New industrial landfill to open for business soon
At the moment, Cloquet’s newest landfill resembles a giant sandpit more than anything else. Nestled inside a massive circle of gravel pits, the Shamrock Environmental industrial landfill doesn’t have a speck of waste in it yet, just two feet of compacted clay, a 60 mm high-tech plastic liner and two more feet of sand on top. Buried in the sand is a system of leachate collection pipes, which collect rainwater and other moisture that drains to the bottom of the landfill so it can be treated.By: Jana Peterson, Pine Journal
At the moment, Cloquet’s newest landfill resembles a giant sandpit more than anything else.
Nestled inside a massive circle of gravel pits, the Shamrock Environmental industrial landfill doesn’t have a speck of waste in it yet, just two feet of compacted clay, a 60 mm high-tech plastic liner and two more feet of sand on top. Buried in the sand is a system of leachate collection pipes, which collect rainwater and other moisture that drains to the bottom of the landfill so it can be treated.
It was peaceful there last Tuesday afternoon, as two men crisscrossed the sand in the first five-acre cell, working to complete the final phase of testing on the site using electricity to detect any leaks in the HDPE plastic liner.
John Domke, vice president of the SKB Environmental which oversees operations at the site, is hoping to keep the peace.
SKB missed the storm of public opposition to the landfill that dominated city politics last year, when the DemCon Companies’ Bill Keegan was the voice of Shamrock Environmental throughout nine months of public hearings, city council meetings and more.
In the months since the Cloquet City Council approved a conditional use permit for the landfill in February, DemCon sold its interest in Shamrock to the majority shareholder, Rich Gersdorf of Shamrock Disposal, a full-service construction and demolition debris management firm with a fleet of 20 trucks, over 700 containers and a state-of-the-art
ecycling facility. Gersdorf will still run the trucking arm of the new Shamrock Environmental Company, but he hired SKB Environmental to run the landfill itself.

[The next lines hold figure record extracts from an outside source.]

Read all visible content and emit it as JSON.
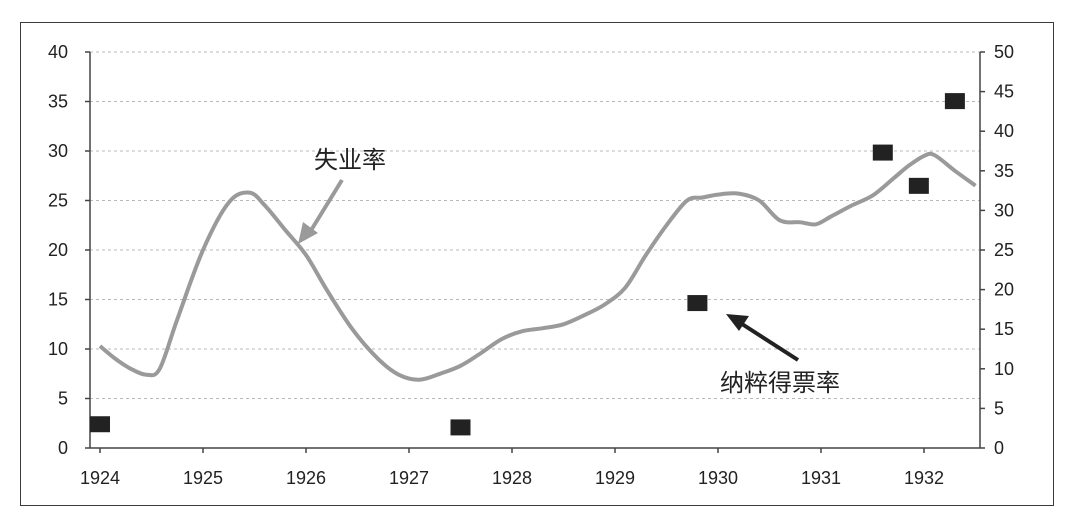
{
  "chart_data": {
    "type": "line",
    "title": "",
    "x_axis": {
      "range": [
        1924,
        1932.55
      ],
      "ticks": [
        1924,
        1925,
        1926,
        1927,
        1928,
        1929,
        1930,
        1931,
        1932
      ],
      "tick_labels": [
        "1924",
        "1925",
        "1926",
        "1927",
        "1928",
        "1929",
        "1930",
        "1931",
        "1932"
      ]
    },
    "y_axis_left": {
      "range": [
        0,
        40
      ],
      "ticks": [
        0,
        5,
        10,
        15,
        20,
        25,
        30,
        35,
        40
      ],
      "tick_labels": [
        "0",
        "5",
        "10",
        "15",
        "20",
        "25",
        "30",
        "35",
        "40"
      ]
    },
    "y_axis_right": {
      "range": [
        0,
        50
      ],
      "ticks": [
        0,
        5,
        10,
        15,
        20,
        25,
        30,
        35,
        40,
        45,
        50
      ],
      "tick_labels": [
        "0",
        "5",
        "10",
        "15",
        "20",
        "25",
        "30",
        "35",
        "40",
        "45",
        "50"
      ]
    },
    "grid": "horizontal dashed",
    "series": [
      {
        "name": "失业率",
        "type": "line",
        "axis": "left",
        "color": "#9a9a9a",
        "x": [
          1924.0,
          1924.15,
          1924.3,
          1924.45,
          1924.58,
          1924.75,
          1925.0,
          1925.25,
          1925.45,
          1925.6,
          1925.8,
          1926.0,
          1926.2,
          1926.45,
          1926.7,
          1926.9,
          1927.1,
          1927.3,
          1927.5,
          1927.7,
          1927.9,
          1928.1,
          1928.3,
          1928.5,
          1928.7,
          1928.9,
          1929.1,
          1929.3,
          1929.5,
          1929.7,
          1929.85,
          1930.0,
          1930.2,
          1930.4,
          1930.6,
          1930.8,
          1930.95,
          1931.1,
          1931.3,
          1931.5,
          1931.7,
          1931.85,
          1932.0,
          1932.1,
          1932.3,
          1932.5
        ],
        "y": [
          10.3,
          9.0,
          8.0,
          7.4,
          8.0,
          13.0,
          20.0,
          24.8,
          25.8,
          24.5,
          22.0,
          19.5,
          16.0,
          12.0,
          9.0,
          7.4,
          6.9,
          7.5,
          8.3,
          9.6,
          11.0,
          11.8,
          12.1,
          12.5,
          13.4,
          14.5,
          16.2,
          19.5,
          22.5,
          25.0,
          25.3,
          25.6,
          25.7,
          25.0,
          23.0,
          22.8,
          22.6,
          23.4,
          24.5,
          25.5,
          27.2,
          28.5,
          29.5,
          29.6,
          28.0,
          26.5
        ]
      },
      {
        "name": "纳粹得票率",
        "type": "scatter",
        "axis": "right",
        "color": "#222222",
        "x": [
          1924.0,
          1927.5,
          1929.8,
          1931.6,
          1931.95,
          1932.3
        ],
        "y": [
          3.0,
          2.6,
          18.3,
          37.3,
          33.1,
          43.8
        ]
      }
    ],
    "annotations": [
      {
        "text": "失业率",
        "target_series": "失业率"
      },
      {
        "text": "纳粹得票率",
        "target_series": "纳粹得票率"
      }
    ]
  }
}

SKB Environmental is a waste management company and is a wholly owned subsidiary of Carl Bolander and Sons, a large contracting company in the Twin Cities. Originally set up to arrange cost-
effective disposal services for Carl Bolander and Sons, over the past 25 years, SKB has either built or acquired a number of construction and demolition (C&D) landfills, an industrial landfill, a municipal landfill, a yard-waste composting operation and built up an extensive C&D recycling system around the Twin Cities. Domke said SKB is one of the largest privately owned waste companies in the state and one of the first to recycle C&D on a large scale.
“This seemed like a good fit for us,” Domke said, gesturing at the soon-to-be-opened landfill. “We’ve had a lot of calls from industries that are excited about having a more cost-
effective disposal option. It’s not often you have local industries calling you.”
Tim Boettcher, Jarden Home Brands environmental health and safety specialist and a former landfill operator, said Jarden believes the new landfill could help the Cloquet company save money on waste
disposal.
“We’re always looking for a good cost option,” Boettcher said during a Cloquet Planning Commission meeting last Tuesday night. “Sarona [Wis.] is not it and in some respects, even Canyon is not it,” he added, mentioning landfill sites 70 and 20 miles away, respectively.
At the same meeting, a few neighbors continued to express opposition to any new landfills of any type, as well as hostility to the idea of having an industrial landfill inside city limits.
“We are considered a good thing in every community we’re in,” Domke said during a tour of the landfill before the planning commission meeting. “We know we’ve got an uphill battle. Hopefully, a year from now, folks will see things differently.”
In the Twin Cities, SKB recycles economically recoverable concrete, brick, block, ferrous and non-ferrous metals, corrugated cardboard, roofing materials, vinyl and wood waste in its operations. The waste management company also plans to recycle at the Cloquet landfill.
“Last year alone, we sold 10,000 tons of shingle waste,” Domke said. “We’ll do anything we can to keep waste out of the landfill. The longer a landfill lasts, the better for us.”
As for the hill of existing C&D waste that Shamrock Environmental promised to move onto the lined landfill, Domke said the company is currently trying to figure out what exactly lies within the grassy hill overlooking the new landfill.
“Once we do that, we will submit a relocation plan to the MPCA [Minnesota Pollution Control Agency],” he said. Under the conditions of the landfill permit, Shamrock has 10 years to relocate the old waste into a lined landfill.
Although the original target opening date was Nov. 15, Shamrock Environmental landfill manager Maynard Delles said the new landfill will likely open a week or so later than planned.